I can not be upset for my lack of anything.
It’s like other women are given 10 different ways of support and I am the unwanted orphan told that I should be just happy I am allowed to have a roof over my head.
I know people like to be around happy people but I want unconditional love and friendship. I would give it. Why can’t I get what I would give?
I am sure you will be dating soon. I sense that you are strong and determined to keep your self esteem a priority. My self esteem is determined by how much I am needed and very few people express that they need me.
July 3, 2017 at 7:20 am #156130AnonymousGuestDear Lisa:
At the very beginning of your thread, May 1, you wrote: “I can not get beyond unmet needs… (regarding other women) to be just loved for who they are. I want that… (being) held in higher regard… I am devastated that I am a nothing.”
One significant, big need a person has is to feel worthy. It hurts a whole lot when you are treated early on as if you have no worth, as if you are a nothing. That is a kind of a pain that doesn’t go away.
You feel that men treat you as worthless or as less worthy than other women. You are angry at men for that and jealous at women who are “held in higher regard”.
One very significant unmet need that is hurting you so very much is that very feeling that you are treated as a nobody, as less worthy, as one held in lower regard.
I know it hurts, Lisa. If you were indeed worthless, being treated as such wouldn’t have hurt. But because you are worthy, as worthy as any other woman on the face of this earth, it hurts.
anita
July 4, 2017 at 5:39 am #156272LisaParticipantThank you Anita. I seem to have lost a couple of people that posted. I didn’t respond quick enough.

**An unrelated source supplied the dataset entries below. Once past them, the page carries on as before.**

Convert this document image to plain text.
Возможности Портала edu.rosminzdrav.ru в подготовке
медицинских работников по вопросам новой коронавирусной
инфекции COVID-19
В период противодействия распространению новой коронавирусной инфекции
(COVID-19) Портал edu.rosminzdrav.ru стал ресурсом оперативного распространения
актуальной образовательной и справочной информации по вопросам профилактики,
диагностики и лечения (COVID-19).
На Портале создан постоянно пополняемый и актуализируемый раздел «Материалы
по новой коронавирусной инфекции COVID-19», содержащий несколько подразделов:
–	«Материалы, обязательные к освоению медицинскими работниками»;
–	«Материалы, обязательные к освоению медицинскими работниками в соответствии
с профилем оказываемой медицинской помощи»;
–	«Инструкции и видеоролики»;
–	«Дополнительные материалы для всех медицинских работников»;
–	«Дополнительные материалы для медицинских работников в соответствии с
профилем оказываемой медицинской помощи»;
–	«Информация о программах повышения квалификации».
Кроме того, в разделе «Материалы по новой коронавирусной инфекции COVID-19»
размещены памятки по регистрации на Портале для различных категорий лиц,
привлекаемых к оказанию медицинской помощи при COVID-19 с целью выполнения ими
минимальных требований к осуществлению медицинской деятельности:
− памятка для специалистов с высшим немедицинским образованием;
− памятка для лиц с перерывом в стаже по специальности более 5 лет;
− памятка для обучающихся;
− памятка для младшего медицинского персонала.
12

I seem to be doomed to take the responsibility for the rejection I have received/ receive. If someone manipulated me, I can not call them out on it, If someone treats me less I am imagining it, if someone bullies me I am misinterpreting their meaning…I am the kind of woman these people feed off of and if a woman like me comes along and defies all their attacks and wins it infuriates them. Sometimes I do win and it infuriates them but I don’t have a real strong defense mechanism.
If I was a man and posted the same story more than a few women would post giving advice.
Even the most strong feminist I believe has it ingrained in them to believe that men are more valuable. I believe masculinity and feminity are of equal value which makes me an alien from another planet. Especially in the United States. I know this because I have seen women who I know to be strong; blinded to their values in order to please a man.
I have seen it even in celebrity women I admire. They fell for the rhetoric and when they woke up it was too late and they lost a little of what lead them to where they are.
I am extremely sad right now and really don’t know what to do.
Thank you to everyone who has tried to help me.
Lisa
- This reply was modified 7 years, 4 months ago by Lisa.